Modeling Intrinsically Disordered Proteins
Speaker: Collin Stultz , MIT CSAIL
A number of neurodegenerative disorders such as Alzheimer’s disease and Parkinson’s disease involve the formation of protein aggregates. The primary constituent of these aggregates belongs to a unique class of heteropolymers called intrinsically disordered proteins (IDPs). While many proteins fold to a unique conformation that is determined by their amino acid sequence, IDPs do not adopt a single well-defined conformation in solution. Instead they populate a heterogeneous set of conformers under physiological conditions. Nevertheless, despite this intrinsic propensity for disorder, a number of these proteins can form ordered aggregates both in vitro and in vivo. As the formation of these aggregates may play an important role in disease pathogenesis, a detailed structural characterization of these proteins and their mechanism of aggregation is of critical importance. One problematic issue is that the characterization of intrinsically disordered proteins is quite challenging because accurate models of these systems require a description of both their thermally accessible conformers and the associated relative stabilities or weights. These structures and weights are typically chosen such that calculated ensemble averages agree with some set of prespecified experimental measurements; however, the large number of degrees of freedom in these systems typically leads to multiple conformational ensembles that are degenerate with respect to any given set of experimental observables. In this talk I will discuss a method for modeling these systems that is based on Bayesian statistics.

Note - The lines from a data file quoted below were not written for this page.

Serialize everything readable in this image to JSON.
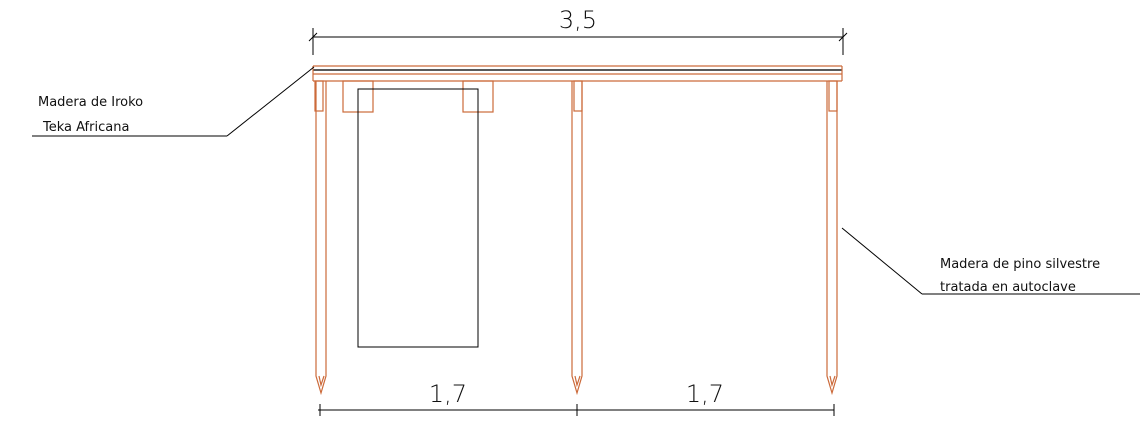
{
  "dimensions": {
    "total": "3,5",
    "left_span": "1,7",
    "right_span": "1,7"
  },
  "labels": {
    "left": {
      "line1": "Madera de Iroko",
      "line2": "Teka Africana"
    },
    "right": {
      "line1": "Madera de pino silvestre",
      "line2": "tratada en autoclave"
    }
  },
  "colors": {
    "wood": "#cc6a3a",
    "ink": "#000000",
    "background": "#ffffff"
  }
}
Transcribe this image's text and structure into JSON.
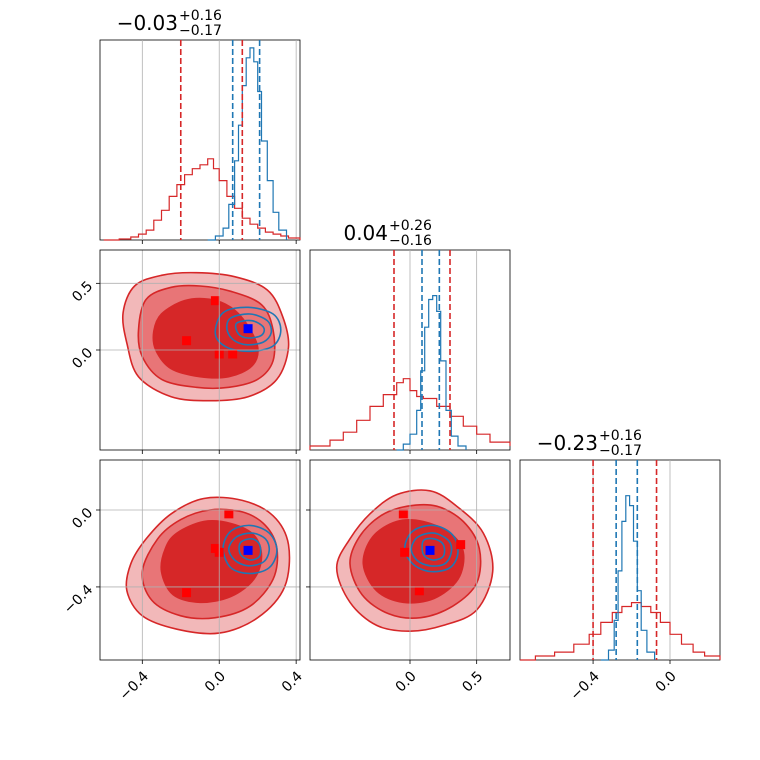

A unique and powerful feature of the approach is that it provides a built-in error measure that allows one to assess the accuracy of the resulting ensemble. We apply the method to the intrinsically disordered proteins, tau protein and alpha synuclein, which have been implicated in the pathogenesis of Alzheimer’s disease and Parkinson’s disease, respectively. The models reveal specific patterns of long-range contacts that may play a role in the aggregation process.